Parents Spend More Learning Time with Daughters than Sons

March 25, 2013 | Tagged: Faculty, Kevin Milligan, Research, Vancouver School of Economics, VSE

Canadian parents spend more time reading, telling stories, singing songs, drawing, and teaching new words and letters to their pre-kindergarten-age daughters than their sons, according to a working paper by Vancouver School of Economics Associate Professor Kevin Milligan.

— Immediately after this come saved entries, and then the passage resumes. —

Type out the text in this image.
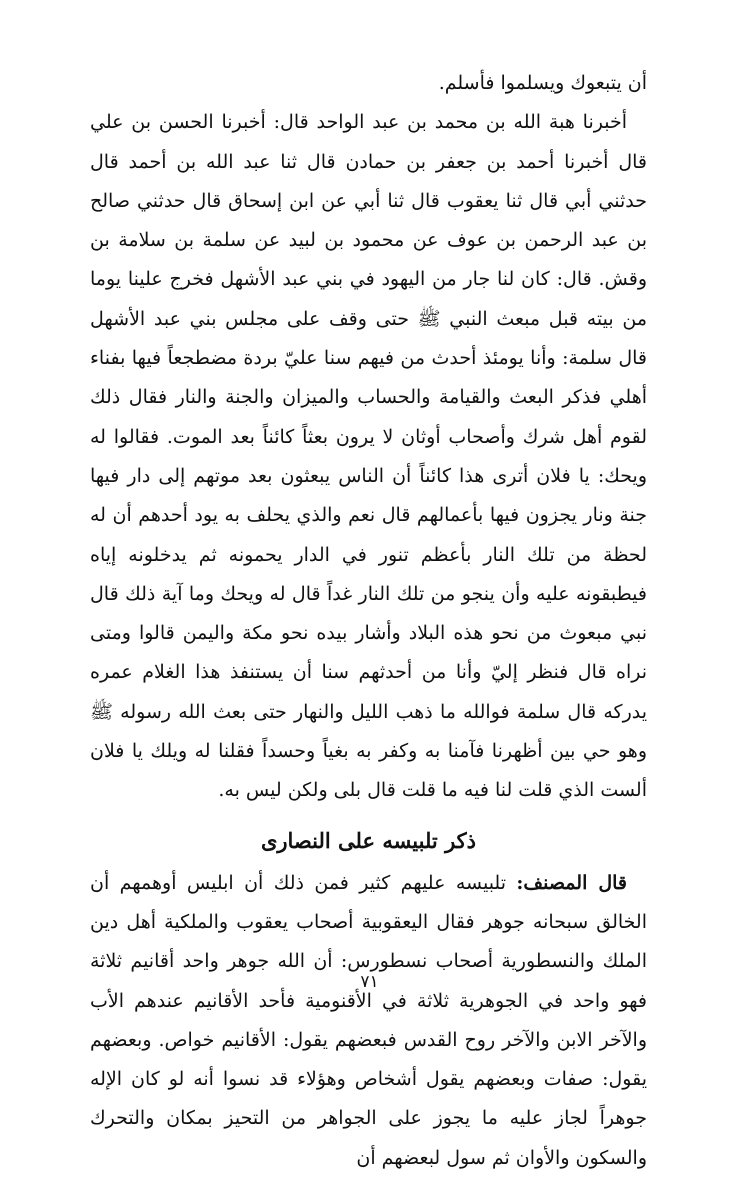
أن يتبعوك ويسلموا فأسلم.

أخبرنا هبة الله بن محمد بن عبد الواحد قال: أخبرنا الحسن بن علي قال أخبرنا أحمد بن جعفر بن حمادن قال ثنا عبد الله بن أحمد قال حدثني أبي قال ثنا يعقوب قال ثنا أبي عن ابن إسحاق قال حدثني صالح بن عبد الرحمن بن عوف عن محمود بن لبيد عن سلمة بن سلامة بن وقش. قال: كان لنا جار من اليهود في بني عبد الأشهل فخرج علينا يوما من بيته قبل مبعث النبي ﷺ حتى وقف على مجلس بني عبد الأشهل قال سلمة: وأنا يومئذ أحدث من فيهم سنا عليّ بردة مضطجعاً فيها بفناء أهلي فذكر البعث والقيامة والحساب والميزان والجنة والنار فقال ذلك لقوم أهل شرك وأصحاب أوثان لا يرون بعثاً كائناً بعد الموت. فقالوا له ويحك: يا فلان أترى هذا كائناً أن الناس يبعثون بعد موتهم إلى دار فيها جنة ونار يجزون فيها بأعمالهم قال نعم والذي يحلف به يود أحدهم أن له لحظة من تلك النار بأعظم تنور في الدار يحمونه ثم يدخلونه إياه فيطبقونه عليه وأن ينجو من تلك النار غداً قال له ويحك وما آية ذلك قال نبي مبعوث من نحو هذه البلاد وأشار بيده نحو مكة واليمن قالوا ومتى نراه قال فنظر إليّ وأنا من أحدثهم سنا أن يستنفذ هذا الغلام عمره يدركه قال سلمة فوالله ما ذهب الليل والنهار حتى بعث الله رسوله ﷺ وهو حي بين أظهرنا فآمنا به وكفر به بغياً وحسداً فقلنا له ويلك يا فلان ألست الذي قلت لنا فيه ما قلت قال بلى ولكن ليس به.

ذكر تلبيسه على النصارى

قال المصنف: تلبيسه عليهم كثير فمن ذلك أن ابليس أوهمهم أن الخالق سبحانه جوهر فقال اليعقوبية أصحاب يعقوب والملكية أهل دين الملك والنسطورية أصحاب نسطورس: أن الله جوهر واحد أقانيم ثلاثة فهو واحد في الجوهرية ثلاثة في الأقنومية فأحد الأقانيم عندهم الأب والآخر الابن والآخر روح القدس فبعضهم يقول: الأقانيم خواص. وبعضهم يقول: صفات وبعضهم يقول أشخاص وهؤلاء قد نسوا أنه لو كان الإله جوهراً لجاز عليه ما يجوز على الجواهر من التحيز بمكان والتحرك والسكون والأوان ثم سول لبعضهم أن

٧١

He is a co-author of Boy-Girl Differences in Parental Time Investments: Evidence from Three Countries with University of Toronto Economics professor Michael Baker.

That holds true even when the boy and girl are twins. That could be part of the reason for the “boy crisis,” where boys lag behind girls in kindergarten-level reading and math — and the “apparent failure of boys to thrive at the primary, secondary and post-secondary educational levels,” the economists suggest.

But it has nothing to do with parents favouring their daughters, says Milligan. “Overwhelmingly, in North America there is a preference for having a child of each sex … which left a bit of a mystery to where this boy-girl achievement gap was coming from.”

The theory he now leans toward is that it’s simply easier and more productive to spend learning time with girls, who are more likely to sit still and perhaps process information more efficiently. “So even if I spend equal time, the time with the girl might be more productive — we don’t have direct evidence of this but the evidence pushes us in this direction,” says Milligan.

From their research, which found similar results across the U.S., the U.K. and Canada, they estimate that spending equal learning time with boys and girls could reduce the Canadian kindergarten achievement gap by up to a third. The results of the paper are important because “this isn’t something that just arises when boys hit the school system, it’s something that arises pretty early in life,” says Milligan.

“People can point fingers at the school system [the role of curriculum, not enough male teachers] but what we can say is that is clearly those are not the only things going on,” he said. “Rather than focusing all your attention on kindergarten curriculum (from a policy perspective) it is worth thinking about the expectations set in the home and whether society has a role to play in that — say by increasing awareness.”